'Vancouver has a new dumpling spot, located in the home formerly held by Mamie Taylor’s, within the heart of Chinatown. Though this little store front hides a big secret!
BLND TGER is the love letter of a former British rugby player turned Canadian chef, who frequents China every chance he gets. His love of history and cultures that do well to preserve theirs have led him here today. He has taken all his learnings and experiences and poured it into traditional Asian style dumplings, given new life with modern influences. Think Wu Tang Clan and their admiration of Kung Fu and how they took it to help interpret their music.
Our chef/host revealed that through working in Hong Kong and China he appreciated how consistent the level of hospitality was, where it was only the recipes that would change based on region; so he found a way to showcase said various regions in his fusion dumplings.
In a similar fashion, the decor of this shop is modelled after the time he spent in the cities, watching the world go by. He admires history in furnishings so carried forward this concept in BLND TGER’s old frame structure, stained pine, worn brick, and collection of curios spoke to old walking cities that have been there for centuries passed down.
'If them selling out the very first night is any indication, people are liking this take on dumpling.
Today we were able to 5 out of the 6 dumplings on their limited menu. Number 1, the Single Malt Xiao Long Bao made with local Chinatown pork and scotch infused soup had sold out for the day. This made sense, as that was the one I wanted to try the most too. And Number 7 was a whole other thing, but more on that later…
Served in a set of three or four, in to go containers, the following are the remaining dumplings available on their menu. All the dumplings are hand rolled and made daily, the steamed to order. If them selling out the very first night is any indication, people are liking this take on dumpling. Don’t come in expecting the traditional, is a modern take with creative twist. Enjoy it for what it is and not what it should or could be. Afterall, when was the last time you had an traditional and authentic Chinese dumpling made with single malt or a plant-based meat alternative?
Dumplings N0 2 to 7
Speaking of, Dumpling Number 2 is the Vegetable Shaomai. It is inspired by the recipes from Inner Mongolia (as the menu proudly declares). It is vegan and features eggplant, shiitake mushrooms, and fermented tofu, in a spinach wrapper. It is heavy on the eggplant; which catches you off guard, as you don’t expect to have eggplant in a dumpling. But you keep eating and it grows on you, with the umami mushroom flavour coming forward. I didn’t get much of the fermentation in the tofu, but this was an all around great vegan dumpling that didn’t short changed you with its lack of meat.
Dumpling Number 3 is Bison Momos with Tibetan roots. Historically, this would have been made with yak meat, however that is hard to source in these parts, so they have used ground bison from Two Rivers instead. They are well stuffed within turmeric coloured and flavoured wrappers, and sit in a pool of peppercorn soy and house made sepen. “Sepen” is a Tibetan hot sauce prepared with chillies, although this wasn’t the least bit spicy. The bison meat gave it a different flavour: heaty and rich. The freshness was in the greens, and the kick in the sauce. It is different in a way that you have never had.
Their 4th dumpling is the Zhong Dumpling, it is modelled after the more common and familiar Sichuan pork dumplings. Like the momos, this too came pre-dressed in Sichuan chilli oil (that was a slow burn), and a house made soy. This is another change they have taken the liberty of making. You typically get the sauce on the side to self dipping, however they are about convenience and quick and easy dining in their limited seating bench, so the move to pre-dress for the guests makes sense.
The 5th dumpling was one of my favourites. Cumin Lamb Dumpling in a peppercorn soy from Xinjiang. There was so much punch in this one, with the peppercorn soy being the highlight.

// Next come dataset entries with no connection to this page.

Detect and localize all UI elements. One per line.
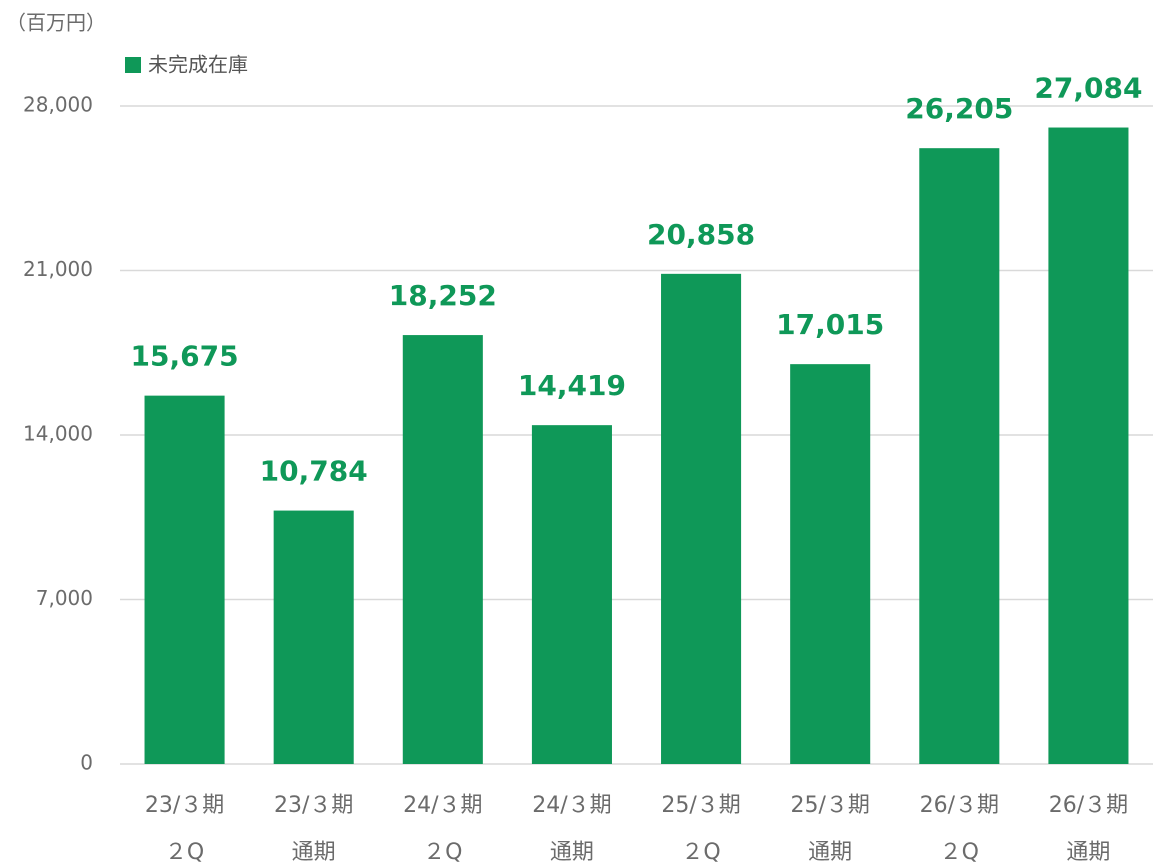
bar [919, 148, 1000, 764]
unit-label: （百万円） [6, 11, 106, 35]
value-label: 20,858 [647, 218, 755, 251]
y-tick-label: 7,000 [36, 586, 93, 610]
x-tick-label: 23/３期 [145, 793, 224, 818]
x-tick-label: ２Q [940, 840, 979, 865]
y-tick-label: 14,000 [23, 422, 93, 446]
bar [144, 395, 225, 764]
value-label: 27,084 [1034, 72, 1142, 105]
value-label: 17,015 [776, 308, 884, 341]
y-tick-label: 21,000 [23, 257, 93, 281]
x-tick-label: 通期 [292, 840, 336, 865]
bar [273, 510, 354, 764]
value-label: 18,252 [389, 279, 497, 312]
legend-swatch [125, 57, 141, 73]
value-label: 15,675 [131, 340, 239, 373]
x-tick-label: 26/３期 [920, 793, 999, 818]
x-tick-label: 25/３期 [790, 793, 869, 818]
bar [531, 425, 612, 764]
x-tick-label: 26/３期 [1049, 793, 1128, 818]
x-tick-label: 24/３期 [532, 793, 611, 818]
value-label: 26,205 [905, 92, 1013, 125]
bar [402, 335, 483, 764]
x-tick-label: 23/３期 [274, 793, 353, 818]
x-tick-label: ２Q [681, 840, 720, 865]
x-tick-label: 24/３期 [403, 793, 482, 818]
x-tick-label: 通期 [1066, 840, 1110, 865]
value-label: 10,784 [260, 455, 368, 488]
y-tick-label: 28,000 [23, 93, 93, 117]
y-tick-label: 0 [80, 751, 93, 775]
bar [1048, 127, 1129, 764]
x-tick-label: 通期 [808, 840, 852, 865]
bar [661, 273, 742, 764]
x-tick-label: 25/３期 [661, 793, 740, 818]
x-tick-label: ２Q [423, 840, 462, 865]
x-tick-label: ２Q [165, 840, 204, 865]
legend-label: 未完成在庫 [148, 53, 248, 77]
bar [790, 364, 871, 764]
value-label: 14,419 [518, 369, 626, 402]
x-tick-label: 通期 [550, 840, 594, 865]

I just wished I felt more of the numbing effects of it.
And for dumpling Number 6, it is another vegan option. Given Vancouver’s demographic and the surrounding area, it is nice that BLND TGER offers two great vegan dumpling options on their menu. A win for those with a plant-based preference, as they can have a choice between their dumplings, or are able to try more than one. This is the Tmrw Foods & Cabbage Jiaozi done in a western style, featuring a Vancouver based meat alternative solution and nappa cabbage. They have gone with Tmrw’s alternate meat as they are doing great thing to get the texture of their meat substitute down and have been featured on other widely popular vegan restaurants like Virtuous pie and Mila. As for how it tastes, I appreciated the levels of flavour and herbaceous ginger and garlic mix that keeps you coming back for more as you wrap your head around it.
' In conclusion this is not a dumpling stop for those seeking the traditional. This is intentionally new and different. Taking traditional techniques and applying new world news and preferences to the mix. Come in with no expectations and you will enjoy the experience.
And if not, come in and order the “Number 7”. It is a secret code that leads you to their secret bar. But more on that in another post, when I get to visit for their official launch.